It is almost a week since ACFA released its annual report for the 2015-16 year and the response from industry has been somewhat quiet.
The most detailed review we have seen came from Catholic Health Australia, in which Nick Mersiades – who is also the Deputy Chair of ACFA – provided a digestible summary of the 166-page report with commentary that we can best describe as very measured.
In a nutshell, while ACFA concludes the financial performance of the residential sector and investor sentiment continued to improve during 2015-16, mainly due to what is believes is a result of the reforms, it was ‘other income’ ie non- operating income that offset the sector’s overall net operating loss of $240 million.
In the home care space, there was an overall decline in financial performance with average EBITDA and NPBT both dropping by 7 per cent, though in both residential and home care providers in the top quartile showed strong increases in average EBITDA (42 per cent increase in home care to $6,190 per package and in res care average EBITDA was $25,254).
Within the bottom quartile, there is a significant variation in average EBITDA by ownership. Government providers reported a negative EBITDA of $21,025, compared with negative $1,802 and positive $514 for not-for-profit and for-profit providers respectively. Government providers represent 59 per cent of the bottom quartile providers.
The for-profit sector continues to out-perform other groups in financial terms, with EBITDA and NPBT margins in 2015-16 of 13.6 per cent and 9.1 per cent respectively compared with 11.2 per cent and 5.6 per cent for the not-for-profit sector. Government providers reported the poorest returns, with EBITDA and NPBT of 0 per cent and -11 per cent respectively.
There has been further consolidation in the residential aged care sector, with the number of providers declining from 1,016 in 2013-14 to 949 in 2015-16, despite an increase in the number of operating beds.

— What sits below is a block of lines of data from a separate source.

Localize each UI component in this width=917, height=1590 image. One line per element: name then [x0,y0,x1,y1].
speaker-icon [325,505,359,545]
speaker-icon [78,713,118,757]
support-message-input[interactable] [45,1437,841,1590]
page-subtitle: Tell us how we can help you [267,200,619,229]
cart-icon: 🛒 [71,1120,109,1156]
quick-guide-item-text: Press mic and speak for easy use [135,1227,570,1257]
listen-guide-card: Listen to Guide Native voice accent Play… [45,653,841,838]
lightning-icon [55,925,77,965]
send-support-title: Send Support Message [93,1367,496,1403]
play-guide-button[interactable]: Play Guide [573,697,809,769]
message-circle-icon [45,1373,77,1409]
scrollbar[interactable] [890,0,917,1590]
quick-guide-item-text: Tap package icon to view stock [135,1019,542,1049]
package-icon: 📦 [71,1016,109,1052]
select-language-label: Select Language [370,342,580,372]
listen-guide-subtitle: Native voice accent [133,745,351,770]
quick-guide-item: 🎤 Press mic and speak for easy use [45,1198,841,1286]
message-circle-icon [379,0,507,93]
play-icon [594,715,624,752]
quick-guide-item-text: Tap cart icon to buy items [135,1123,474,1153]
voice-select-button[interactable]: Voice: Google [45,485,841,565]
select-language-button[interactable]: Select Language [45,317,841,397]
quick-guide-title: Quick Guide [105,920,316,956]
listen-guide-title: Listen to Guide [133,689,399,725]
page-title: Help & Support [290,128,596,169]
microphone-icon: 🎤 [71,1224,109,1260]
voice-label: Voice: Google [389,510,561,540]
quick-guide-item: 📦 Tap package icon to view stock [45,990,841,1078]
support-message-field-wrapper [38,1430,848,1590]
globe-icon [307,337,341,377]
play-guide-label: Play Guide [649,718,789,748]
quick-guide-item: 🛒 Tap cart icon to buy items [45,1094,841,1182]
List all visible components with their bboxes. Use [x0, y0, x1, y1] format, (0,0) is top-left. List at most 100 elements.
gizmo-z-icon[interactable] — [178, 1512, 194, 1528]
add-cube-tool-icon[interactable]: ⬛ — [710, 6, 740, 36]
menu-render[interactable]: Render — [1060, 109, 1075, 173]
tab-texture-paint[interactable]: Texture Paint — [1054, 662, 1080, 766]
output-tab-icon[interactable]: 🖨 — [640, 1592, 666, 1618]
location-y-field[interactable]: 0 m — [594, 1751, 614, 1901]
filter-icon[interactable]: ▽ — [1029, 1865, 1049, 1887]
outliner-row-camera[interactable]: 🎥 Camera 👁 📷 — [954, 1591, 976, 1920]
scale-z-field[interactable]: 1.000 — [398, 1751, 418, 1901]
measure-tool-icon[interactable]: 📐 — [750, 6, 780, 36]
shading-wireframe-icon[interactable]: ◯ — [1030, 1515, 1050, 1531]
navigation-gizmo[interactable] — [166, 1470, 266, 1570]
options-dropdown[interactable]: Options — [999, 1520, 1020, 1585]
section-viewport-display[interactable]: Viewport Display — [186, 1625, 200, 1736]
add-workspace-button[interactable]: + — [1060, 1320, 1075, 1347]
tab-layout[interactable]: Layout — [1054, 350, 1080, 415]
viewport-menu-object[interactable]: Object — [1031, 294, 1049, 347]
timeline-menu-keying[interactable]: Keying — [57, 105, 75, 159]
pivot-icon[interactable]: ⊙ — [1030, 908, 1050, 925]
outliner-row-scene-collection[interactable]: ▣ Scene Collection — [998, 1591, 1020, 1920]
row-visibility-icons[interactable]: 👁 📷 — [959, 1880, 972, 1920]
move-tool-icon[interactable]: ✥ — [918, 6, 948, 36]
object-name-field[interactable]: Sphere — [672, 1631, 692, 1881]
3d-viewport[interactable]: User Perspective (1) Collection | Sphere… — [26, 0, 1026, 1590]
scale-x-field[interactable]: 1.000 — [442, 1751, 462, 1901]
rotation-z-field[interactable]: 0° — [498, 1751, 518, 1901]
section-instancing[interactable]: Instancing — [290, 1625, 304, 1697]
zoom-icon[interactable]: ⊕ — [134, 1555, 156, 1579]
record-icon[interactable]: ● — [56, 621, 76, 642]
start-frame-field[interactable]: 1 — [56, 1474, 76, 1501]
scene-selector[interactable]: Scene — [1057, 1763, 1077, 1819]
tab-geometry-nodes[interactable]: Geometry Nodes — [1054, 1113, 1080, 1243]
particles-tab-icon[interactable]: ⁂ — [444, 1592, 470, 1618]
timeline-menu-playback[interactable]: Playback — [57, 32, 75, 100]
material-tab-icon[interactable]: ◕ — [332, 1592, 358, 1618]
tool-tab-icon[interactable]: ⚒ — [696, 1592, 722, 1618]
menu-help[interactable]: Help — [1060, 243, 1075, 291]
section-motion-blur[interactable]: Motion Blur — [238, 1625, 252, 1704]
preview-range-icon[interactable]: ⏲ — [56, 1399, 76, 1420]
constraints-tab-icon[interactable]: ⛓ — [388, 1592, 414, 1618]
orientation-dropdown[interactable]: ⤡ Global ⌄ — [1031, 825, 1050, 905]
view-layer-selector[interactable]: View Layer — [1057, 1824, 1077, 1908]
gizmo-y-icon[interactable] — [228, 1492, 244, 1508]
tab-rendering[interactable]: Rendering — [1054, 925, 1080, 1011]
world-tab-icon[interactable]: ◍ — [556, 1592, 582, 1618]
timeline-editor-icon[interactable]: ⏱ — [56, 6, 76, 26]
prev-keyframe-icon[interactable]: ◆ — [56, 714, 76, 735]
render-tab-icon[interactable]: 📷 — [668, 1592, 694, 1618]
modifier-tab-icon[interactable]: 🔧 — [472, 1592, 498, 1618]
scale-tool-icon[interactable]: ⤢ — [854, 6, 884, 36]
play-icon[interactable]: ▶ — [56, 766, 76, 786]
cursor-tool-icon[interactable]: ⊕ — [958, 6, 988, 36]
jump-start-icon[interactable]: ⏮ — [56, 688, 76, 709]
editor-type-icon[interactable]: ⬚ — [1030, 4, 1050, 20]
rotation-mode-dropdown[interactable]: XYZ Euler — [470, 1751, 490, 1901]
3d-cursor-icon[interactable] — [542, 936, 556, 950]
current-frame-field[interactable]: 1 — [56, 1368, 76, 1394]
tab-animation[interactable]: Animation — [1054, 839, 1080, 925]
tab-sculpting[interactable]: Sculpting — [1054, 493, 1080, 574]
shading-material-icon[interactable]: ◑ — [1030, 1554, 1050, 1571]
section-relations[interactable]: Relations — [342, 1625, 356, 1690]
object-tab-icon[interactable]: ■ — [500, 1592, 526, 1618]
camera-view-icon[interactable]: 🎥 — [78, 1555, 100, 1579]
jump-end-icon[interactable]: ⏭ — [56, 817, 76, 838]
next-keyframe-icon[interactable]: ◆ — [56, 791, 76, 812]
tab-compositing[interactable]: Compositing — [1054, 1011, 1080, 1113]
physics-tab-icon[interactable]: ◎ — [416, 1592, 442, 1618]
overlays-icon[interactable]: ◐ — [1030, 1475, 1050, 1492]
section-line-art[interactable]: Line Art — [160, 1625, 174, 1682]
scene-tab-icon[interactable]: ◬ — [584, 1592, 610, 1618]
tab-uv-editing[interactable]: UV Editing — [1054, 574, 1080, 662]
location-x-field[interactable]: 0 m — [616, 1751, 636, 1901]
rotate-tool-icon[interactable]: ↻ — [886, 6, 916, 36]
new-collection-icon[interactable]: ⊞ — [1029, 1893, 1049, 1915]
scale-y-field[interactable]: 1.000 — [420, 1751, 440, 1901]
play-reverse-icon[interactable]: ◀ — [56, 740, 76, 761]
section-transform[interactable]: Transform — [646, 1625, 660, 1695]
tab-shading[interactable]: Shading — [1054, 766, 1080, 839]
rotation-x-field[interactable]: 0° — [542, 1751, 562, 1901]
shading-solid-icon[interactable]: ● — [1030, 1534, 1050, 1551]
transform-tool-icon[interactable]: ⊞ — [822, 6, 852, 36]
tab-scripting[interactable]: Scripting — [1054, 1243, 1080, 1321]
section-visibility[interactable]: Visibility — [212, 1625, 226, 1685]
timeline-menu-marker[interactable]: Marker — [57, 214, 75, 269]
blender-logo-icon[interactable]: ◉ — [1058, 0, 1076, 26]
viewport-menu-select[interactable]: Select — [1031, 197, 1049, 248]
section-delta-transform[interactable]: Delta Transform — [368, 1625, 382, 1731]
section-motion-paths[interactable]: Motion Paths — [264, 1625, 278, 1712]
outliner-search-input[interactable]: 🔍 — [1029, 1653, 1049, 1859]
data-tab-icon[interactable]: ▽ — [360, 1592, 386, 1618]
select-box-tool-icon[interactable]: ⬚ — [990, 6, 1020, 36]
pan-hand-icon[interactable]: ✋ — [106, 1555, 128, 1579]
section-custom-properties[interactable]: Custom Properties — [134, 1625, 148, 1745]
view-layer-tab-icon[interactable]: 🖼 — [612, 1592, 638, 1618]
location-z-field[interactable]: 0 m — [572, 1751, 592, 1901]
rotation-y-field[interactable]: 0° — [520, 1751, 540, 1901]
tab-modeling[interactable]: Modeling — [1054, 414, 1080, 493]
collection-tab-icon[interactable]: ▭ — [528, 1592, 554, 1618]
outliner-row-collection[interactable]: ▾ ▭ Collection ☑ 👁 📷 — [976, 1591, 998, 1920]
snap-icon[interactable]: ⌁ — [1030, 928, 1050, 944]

Single home providers still account for 65 per cent of all residential providers but they only have 23 per cent of beds.
There were 496 providers of home care in 2015-16, however, about 170 new home care providers were approved between 1 July 2016 and 30 April 2017, most of which were existing home support or residential care providers.
There was an average real increase in ACFI care revenue of 5.2 per cent per resident per day, though the latest data from the Department of Health shows a significant decline in real growth rates in ACFI revenue to 2.1 per cent per resident per day for the period 1 July 2016 to 31 March 2017.
While average occupancy in residential care at 30 June 2016 was slightly down on the previous year at 92.4 per cent, the utilisation of home care packages dropped further to 82.6 per cent in 2015-16, with utilisation rates decreasing with remoteness.
Home care utilisation rates vary significantly across States, from 68 per cent in WA to 93 per cent in Victoria.
Utilisation rates also vary across package levels (68 per cent for level 1; 81 per cent for level 2; 80 per cent for level 3; 93 per cent for level 4).
Mersiades notes it will be important to track whether the national prioritisation process for assigning packages to individuals introduced in February 2017 leads to a reduction in geographic variations, however the Department has still not made this information available.
What is always interesting with reports like this is what has been skimmed over or not addressed at all.
ACFA is clearly concerned that total liabilities have increased by $4.1 billion and there have been warnings in the wind that arrangements for Refundable Accommodation Deposits (including bonds), which increased from $18.2 billion to $21.9 billion, could be impacted by the outcome of the Tune review.
That wage increases of 3.3 per cent have coincided with the ACFI indexation pause and increased operational costs across the board will no doubt have an impact on next year’s results.
Meanwhile the biggest elephant in the room remains ACFI and how drastic the first wave of changes will be when they arrive.